Wargear: bolt pistol, carapace, Honorifica Imperialis, power fist, frag and krak grenades

Fearsome Fighter: 1+ to WS and S (already added)
Dislikes guns: -1 to WS (already added)


----------



## Pariah Mk.231 (Mar 2, 2008)

Nice, I always love to see people create their own characters, while still keeping them balanced and appealing to place against.

They all seem very characterful, and I hope you do them justic by making some nice models for them.


----------



## Shugotenshi47 (Mar 2, 2008)

Well the good Colonel is done, the Major and Hyori and still WIP (he is going to probably be a converted stormtrooper with a gs cap, dust scarf, and so on, Hyori is going to be a converted Cadian sniper for sure just need to find a good head to make the swap because I have a very clean picture of what she must look like) , and I still need to find a good model to represent Hamura, most likely some Catachan officer or something. I still need to figure out the damn points though I feel like if I don't make them like 100+ pts each then it's cheating but at the same time is seems overpriced for guard


----------



## Pariah Mk.231 (Mar 2, 2008)

Work them out based on the "Base" entry you used, add up all their gear, and then try to find a good cost for their special abilities by playing games against friends and noting how much they help.
If they make very little noticable difference, price the abilities around 10-20 points.
If they have a noticable impact, then maybe 20-30 ... but that is getting rather expensive for guard.

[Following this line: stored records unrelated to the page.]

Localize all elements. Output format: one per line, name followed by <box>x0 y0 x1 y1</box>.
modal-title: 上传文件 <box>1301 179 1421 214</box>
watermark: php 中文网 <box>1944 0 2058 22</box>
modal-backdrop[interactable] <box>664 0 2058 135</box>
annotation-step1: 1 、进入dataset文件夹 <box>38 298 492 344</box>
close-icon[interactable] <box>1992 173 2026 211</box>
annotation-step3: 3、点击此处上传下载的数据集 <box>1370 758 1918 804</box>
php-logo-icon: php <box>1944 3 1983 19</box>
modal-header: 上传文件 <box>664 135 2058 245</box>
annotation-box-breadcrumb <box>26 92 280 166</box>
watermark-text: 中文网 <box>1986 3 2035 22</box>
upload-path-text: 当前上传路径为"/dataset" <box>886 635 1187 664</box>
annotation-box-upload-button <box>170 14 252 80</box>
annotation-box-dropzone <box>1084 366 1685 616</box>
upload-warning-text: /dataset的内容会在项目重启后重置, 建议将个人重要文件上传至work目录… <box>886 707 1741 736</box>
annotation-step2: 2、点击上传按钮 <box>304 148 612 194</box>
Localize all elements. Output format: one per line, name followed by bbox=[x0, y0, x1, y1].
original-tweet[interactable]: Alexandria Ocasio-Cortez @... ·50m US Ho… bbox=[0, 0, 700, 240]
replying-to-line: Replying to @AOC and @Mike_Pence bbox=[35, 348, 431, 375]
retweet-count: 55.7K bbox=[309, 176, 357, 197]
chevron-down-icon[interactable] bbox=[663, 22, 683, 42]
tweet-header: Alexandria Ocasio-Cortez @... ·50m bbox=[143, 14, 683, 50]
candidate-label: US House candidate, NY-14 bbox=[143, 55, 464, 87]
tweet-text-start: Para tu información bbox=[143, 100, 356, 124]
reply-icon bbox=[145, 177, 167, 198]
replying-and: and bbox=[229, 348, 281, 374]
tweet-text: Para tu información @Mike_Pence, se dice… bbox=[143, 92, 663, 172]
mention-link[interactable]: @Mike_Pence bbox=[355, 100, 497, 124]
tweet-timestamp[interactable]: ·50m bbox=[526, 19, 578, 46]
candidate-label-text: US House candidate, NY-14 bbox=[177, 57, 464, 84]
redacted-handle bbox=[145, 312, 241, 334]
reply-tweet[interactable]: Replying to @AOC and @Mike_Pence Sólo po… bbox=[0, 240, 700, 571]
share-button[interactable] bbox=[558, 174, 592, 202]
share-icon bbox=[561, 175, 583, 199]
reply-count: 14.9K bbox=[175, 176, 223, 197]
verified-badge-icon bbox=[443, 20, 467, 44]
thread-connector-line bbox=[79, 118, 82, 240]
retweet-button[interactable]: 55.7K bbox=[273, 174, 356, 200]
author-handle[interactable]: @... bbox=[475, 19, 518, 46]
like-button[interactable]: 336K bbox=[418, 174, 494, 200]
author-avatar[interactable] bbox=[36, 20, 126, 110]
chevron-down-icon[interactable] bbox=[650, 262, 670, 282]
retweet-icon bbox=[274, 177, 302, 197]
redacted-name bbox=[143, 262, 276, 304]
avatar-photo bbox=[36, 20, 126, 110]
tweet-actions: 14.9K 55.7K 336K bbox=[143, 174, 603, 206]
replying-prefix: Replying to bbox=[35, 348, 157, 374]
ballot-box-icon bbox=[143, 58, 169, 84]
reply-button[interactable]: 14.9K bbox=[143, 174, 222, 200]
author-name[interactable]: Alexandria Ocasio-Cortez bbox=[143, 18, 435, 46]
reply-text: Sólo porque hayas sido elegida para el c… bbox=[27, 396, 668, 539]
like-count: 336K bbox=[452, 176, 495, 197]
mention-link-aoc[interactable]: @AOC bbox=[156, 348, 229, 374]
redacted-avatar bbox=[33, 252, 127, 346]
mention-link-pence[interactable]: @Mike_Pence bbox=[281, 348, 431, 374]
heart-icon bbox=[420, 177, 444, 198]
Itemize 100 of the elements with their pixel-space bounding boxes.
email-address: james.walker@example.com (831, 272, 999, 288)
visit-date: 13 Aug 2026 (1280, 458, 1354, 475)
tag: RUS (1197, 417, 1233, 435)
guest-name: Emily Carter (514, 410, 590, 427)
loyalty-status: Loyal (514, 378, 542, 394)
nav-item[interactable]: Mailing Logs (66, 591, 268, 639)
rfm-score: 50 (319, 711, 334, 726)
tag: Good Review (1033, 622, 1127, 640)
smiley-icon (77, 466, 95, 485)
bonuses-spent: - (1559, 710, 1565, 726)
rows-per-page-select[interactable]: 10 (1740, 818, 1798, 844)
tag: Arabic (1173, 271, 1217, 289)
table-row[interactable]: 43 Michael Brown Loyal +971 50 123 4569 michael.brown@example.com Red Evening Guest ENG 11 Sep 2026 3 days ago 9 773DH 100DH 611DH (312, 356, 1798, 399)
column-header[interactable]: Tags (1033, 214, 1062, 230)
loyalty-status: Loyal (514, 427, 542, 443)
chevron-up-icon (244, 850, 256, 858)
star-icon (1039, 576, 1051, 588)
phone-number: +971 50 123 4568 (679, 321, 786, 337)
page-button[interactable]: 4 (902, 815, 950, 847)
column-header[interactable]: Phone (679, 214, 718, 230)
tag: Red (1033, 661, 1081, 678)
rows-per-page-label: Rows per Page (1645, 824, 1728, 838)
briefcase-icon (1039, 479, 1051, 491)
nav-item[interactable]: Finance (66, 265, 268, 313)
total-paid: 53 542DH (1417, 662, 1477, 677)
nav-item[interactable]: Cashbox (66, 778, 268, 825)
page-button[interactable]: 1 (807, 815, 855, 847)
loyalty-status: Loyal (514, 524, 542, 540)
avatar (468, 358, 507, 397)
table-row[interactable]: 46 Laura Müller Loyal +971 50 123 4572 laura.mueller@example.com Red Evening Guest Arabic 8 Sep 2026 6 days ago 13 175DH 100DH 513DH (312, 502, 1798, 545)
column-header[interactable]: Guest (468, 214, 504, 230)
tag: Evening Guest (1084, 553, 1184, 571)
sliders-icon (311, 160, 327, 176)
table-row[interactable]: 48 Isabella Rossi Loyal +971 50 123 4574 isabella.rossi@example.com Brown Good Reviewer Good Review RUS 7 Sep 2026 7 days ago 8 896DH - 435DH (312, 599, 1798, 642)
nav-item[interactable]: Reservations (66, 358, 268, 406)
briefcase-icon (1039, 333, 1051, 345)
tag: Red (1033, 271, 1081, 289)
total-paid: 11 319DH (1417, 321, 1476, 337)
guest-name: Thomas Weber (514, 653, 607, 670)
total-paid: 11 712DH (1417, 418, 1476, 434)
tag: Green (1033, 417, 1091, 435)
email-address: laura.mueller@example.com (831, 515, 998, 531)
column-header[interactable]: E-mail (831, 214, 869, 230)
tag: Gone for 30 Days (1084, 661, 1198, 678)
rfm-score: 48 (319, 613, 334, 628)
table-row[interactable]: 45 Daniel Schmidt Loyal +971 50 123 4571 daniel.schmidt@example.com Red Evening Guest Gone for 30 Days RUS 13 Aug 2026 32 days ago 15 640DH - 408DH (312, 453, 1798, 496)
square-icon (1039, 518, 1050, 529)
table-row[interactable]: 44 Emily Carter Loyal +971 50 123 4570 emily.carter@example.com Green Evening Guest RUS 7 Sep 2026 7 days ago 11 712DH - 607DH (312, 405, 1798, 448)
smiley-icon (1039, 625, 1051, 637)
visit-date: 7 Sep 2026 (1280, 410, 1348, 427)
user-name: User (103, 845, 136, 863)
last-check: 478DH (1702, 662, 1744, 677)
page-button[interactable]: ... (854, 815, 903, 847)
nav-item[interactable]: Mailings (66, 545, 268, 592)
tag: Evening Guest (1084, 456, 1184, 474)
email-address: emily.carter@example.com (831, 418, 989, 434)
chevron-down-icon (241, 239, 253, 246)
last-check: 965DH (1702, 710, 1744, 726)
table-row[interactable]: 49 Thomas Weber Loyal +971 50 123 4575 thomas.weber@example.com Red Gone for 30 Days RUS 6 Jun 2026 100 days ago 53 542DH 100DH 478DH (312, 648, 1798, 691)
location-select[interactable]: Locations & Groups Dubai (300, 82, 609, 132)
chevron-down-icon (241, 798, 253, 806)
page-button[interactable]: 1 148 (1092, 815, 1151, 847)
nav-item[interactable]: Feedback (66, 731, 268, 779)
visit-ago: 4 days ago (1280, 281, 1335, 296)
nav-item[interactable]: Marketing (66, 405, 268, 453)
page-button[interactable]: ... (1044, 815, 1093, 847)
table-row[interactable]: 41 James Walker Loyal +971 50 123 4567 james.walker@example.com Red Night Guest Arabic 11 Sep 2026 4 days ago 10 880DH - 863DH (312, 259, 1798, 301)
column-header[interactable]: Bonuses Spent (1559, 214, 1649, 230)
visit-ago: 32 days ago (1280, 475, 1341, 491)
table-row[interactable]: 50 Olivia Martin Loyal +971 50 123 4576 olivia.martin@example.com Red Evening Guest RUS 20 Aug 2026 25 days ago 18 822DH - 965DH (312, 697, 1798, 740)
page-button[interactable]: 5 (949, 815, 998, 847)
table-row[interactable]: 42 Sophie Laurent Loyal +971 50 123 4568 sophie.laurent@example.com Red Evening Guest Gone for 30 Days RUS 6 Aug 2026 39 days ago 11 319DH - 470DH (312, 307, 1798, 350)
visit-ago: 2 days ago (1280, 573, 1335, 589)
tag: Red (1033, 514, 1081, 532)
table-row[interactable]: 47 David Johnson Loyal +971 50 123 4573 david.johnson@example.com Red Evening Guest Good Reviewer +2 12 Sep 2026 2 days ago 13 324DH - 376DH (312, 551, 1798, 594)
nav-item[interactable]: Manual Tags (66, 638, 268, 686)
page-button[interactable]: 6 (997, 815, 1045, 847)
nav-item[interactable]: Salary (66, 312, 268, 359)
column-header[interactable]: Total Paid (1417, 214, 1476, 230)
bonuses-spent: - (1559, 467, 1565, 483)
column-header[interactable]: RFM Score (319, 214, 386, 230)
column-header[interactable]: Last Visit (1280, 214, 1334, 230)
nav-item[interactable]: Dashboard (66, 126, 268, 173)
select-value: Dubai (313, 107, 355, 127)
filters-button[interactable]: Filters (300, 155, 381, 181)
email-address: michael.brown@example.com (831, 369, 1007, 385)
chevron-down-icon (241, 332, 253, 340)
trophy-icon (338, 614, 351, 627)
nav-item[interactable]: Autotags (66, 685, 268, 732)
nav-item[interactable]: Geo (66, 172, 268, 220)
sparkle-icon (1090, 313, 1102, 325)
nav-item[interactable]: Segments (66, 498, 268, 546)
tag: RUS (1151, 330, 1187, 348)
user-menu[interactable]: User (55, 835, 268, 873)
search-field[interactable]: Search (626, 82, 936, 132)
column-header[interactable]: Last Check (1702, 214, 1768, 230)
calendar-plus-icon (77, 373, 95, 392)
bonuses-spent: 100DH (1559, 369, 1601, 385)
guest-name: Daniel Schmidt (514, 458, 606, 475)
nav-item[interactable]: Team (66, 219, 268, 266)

Looking at what you've presented, I'd say an extra 10pts for Hamura and Hyori.
An extra 25pts for Takeda, due to his higher leadership and counting as fearless, remember, he's still and officer, so units within 12" will use his leadership of 10.
And an extra 30pts for Minamoto, as his ability effects the very game you play.


----------



## Shugotenshi47 (Mar 2, 2008)

Thx i'll set up the points value and post it up later


----------



## Shugotenshi47 (Mar 2, 2008)

Colonel Minamoto's point cost will be 179 pts.
Major Takeda's point cost will be at 148 pts
Lieutenant Hyori's point cost will be at 94 pts
Lieutenant Hamura's point cost will be at 104 pts.


----------



## Pariah Mk.231 (Mar 2, 2008)

And that's including all their gear, plus an estimate for each stat increase? Still looks abit expensive, but play a few friendly games with them and judge how they do before you modify it any further.


----------



## Shugotenshi47 (Mar 2, 2008)

Well Hyori's cost might be lowered to 67pts depends on how "balanced" her stats are once I start fielding her


----------



## Shugotenshi47 (Mar 2, 2008)

I reduced the point cost for both Hamura and Takeda.
Takeda: 133
Hamura: 83


----------



## Pariah Mk.231 (Mar 2, 2008)

That seems abit more like it for Guard. If I wasn't such a lazy git, I'd use the guidelines I wrote up a years back for making Fantasy Special Characters as a base for making some 40k guidelines. They're still stickied over on Druchii.net ... even after almost 3 years.


----------



## Casmiricus (Mar 6, 2008)

I'd reduce Minamoto's point cost. THe Lord Solar Macharius, (rules posted at GW online) is only 173 points, and he has a 3+ invul save


----------



## Shugotenshi47 (Mar 2, 2008)

hmm point taken I'll try to figure something out


----------



## striking scorpion (Nov 11, 2007)

great real intrestin i like the japenese theme


----------